NAVISP attended the 4th Annual Commercialising Quantum Global 2025, May 13th-14th 2025, London UK

Last Updated: 23/06/2025 13:04     Created at: 23/06/2025 13:04

This year the conference celebrated the UN International Year of Quantum, with around 300 attendees from industry, academia, government and private investors. Run by the Economist, the discussion centred on how organisations can implement quantum technology and presented use-cases with a view to increasing investment in this field. 

Several aspects of the UK’s national quantum strategy were presented by Lord Patrick Vallance, Minister of state for science, research and innovation, Sir Peter Knight, Chair of UK National Quantum Technology and Dave Smith, DSIT, in summary:

Quantum is a key part of the UK's research and innovation strategy through the UK National Quantum Technologies Programme, a £1 billion collaboration between industry, academia and government to transform quantum science into globally competitive new products and services. Five Quantum research hubs have been set up including one dedicated to Quantum Enabled PNT which will focus on quantum timing and sensors that will maintain the UK's security and infrastructure. A further commitment of £121 million in new quantum technologies has recently been announced to secure the UK's national advantage and build on early investments in this field. Commercialisation of PNT is high on the agenda for this funding, as £46.1 million will be provided via Innovate UK to support computing, sensing, networking, and PNT and £10.9 million goes to the National Physical Laboratory (NPL) for quantum measurement integration in businesses.  The UK is also fostering partnerships with Europe, US and Australia and have signed several MOUs. The aim is to escalate quantum research into products and generate a return on government investments. The UK was an early investor in Quantum technology and this has paid off as they have developed advanced quantum sensors and clocks, Quantum Key Distribution (QKD) algorithms and quantum computers. A new quantum strategy report will be published in June 2025.

 

PNT was mentioned as a key opportunity by companies, universities and venture capitalists and the presentations on quantum sensing were of particular interest: 

  • Magnetic Navigation: Q-CTRL presented results from recent trials demonstrating their quantum magnetometer, in combination with a denoising and map-matching software stack using AI to integrate HW and SW, on ground, Airbus aircraft and drones.  Their system outperformed INS by up to 46× lower positioning error in GNSS-free navigation conditions (see article and paper) achieving quantum advantage in sensing. 
  • Quantum Sensing: University of Birmingham (one of the UK quantum hubs) presented their work on quantum gravimetry and an ongoing activity with Imperial College using their quantum inertial navigation system for train location testing on the London Underground. They consider gravimetric underground sensing to be a large market opportunity. Quantum LiDAR is another opportunity area (where fewer entangled photons are needed to provide better detection and security) for target recognition in autonomous vehicles, currently used in defence applications.

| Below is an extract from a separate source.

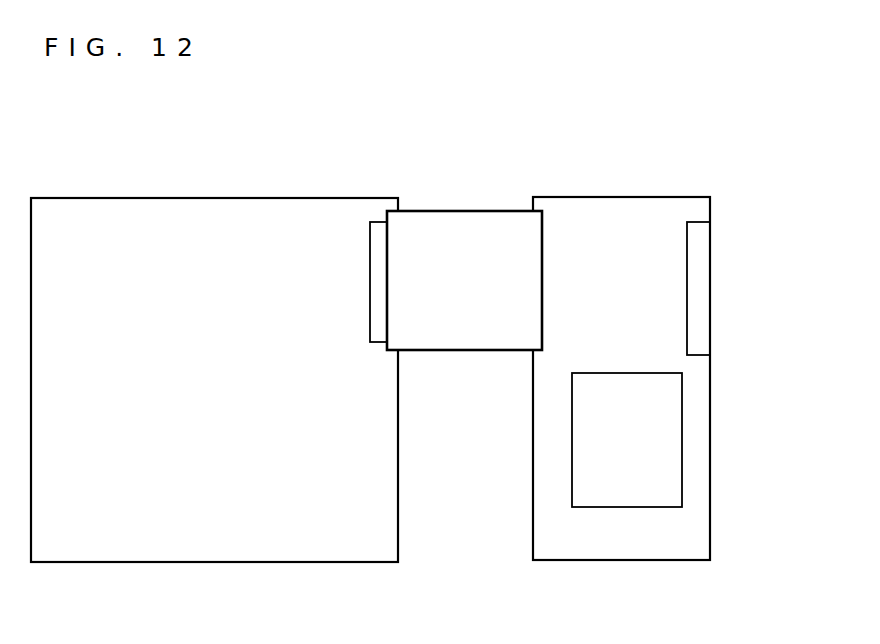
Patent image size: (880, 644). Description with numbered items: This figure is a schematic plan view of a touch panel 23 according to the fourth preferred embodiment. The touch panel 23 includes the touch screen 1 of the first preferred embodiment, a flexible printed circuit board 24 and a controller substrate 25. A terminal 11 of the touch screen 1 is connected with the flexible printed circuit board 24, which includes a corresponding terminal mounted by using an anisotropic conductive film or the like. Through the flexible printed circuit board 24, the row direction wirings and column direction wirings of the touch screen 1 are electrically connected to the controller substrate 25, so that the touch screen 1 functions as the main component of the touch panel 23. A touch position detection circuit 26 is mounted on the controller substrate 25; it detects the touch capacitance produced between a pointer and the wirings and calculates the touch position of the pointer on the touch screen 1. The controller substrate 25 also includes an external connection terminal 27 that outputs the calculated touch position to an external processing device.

Discussions focused on when quantum advantage will be achieved in computing (when quantum computers will consistently outperform classical systems in real-world applications) and what the parameters for this assessment should be. Also addressed was when is the right time for governments, companies and VCs to invest in quantum computing (Answer: now). IBM and Google are currently leading the field and other key players are Microsoft, Amazon, D-Wave and Rigetti. IBM recently reported that quantum advantage will be achieved in 2026. The general agreement was the need for systems:

  • Scaling to at least 100 logical qbits with coherence times (the amount of time a qubit can maintain its quantum state before decoherence occurs) of at least 1 millisecond 
  • With a massive reduction in the noise induced error rates from the current 1e-3 or 1e-2 to 1e-9 (one error in a billion) or lower to increase reliability of results. 

Several presentations analysed quantum security: The need for post quantum cryptography or quantum key distribution, mainly in finance applications to maintain security for cryptocurrencies, prevent banking fraud and also prevent hacking of company databases. 

A panel on quantum for AI concluded that these two technologies will need to be used together to advance both fields. Machine Learning will increase reliability in algorithm development and reduce errors in quantum computing. Quantum computing can work with ML to solve complex problems (e.g. in drug discovery) much faster than classical computing.

The need for application specific quantum standards was presented by NPL. NIST in the US are developing quantum national security standards which large organisations e.g. Kraft rely on. 

The conference closed with an ESA keynote from Harald Hauschildt, program manager of ARTES ScyLight, who gave a high-level overview of ESA’s quantum-focused missions.

Following this event, NAVISP is in conversation with several companies to develop new activities within the programme.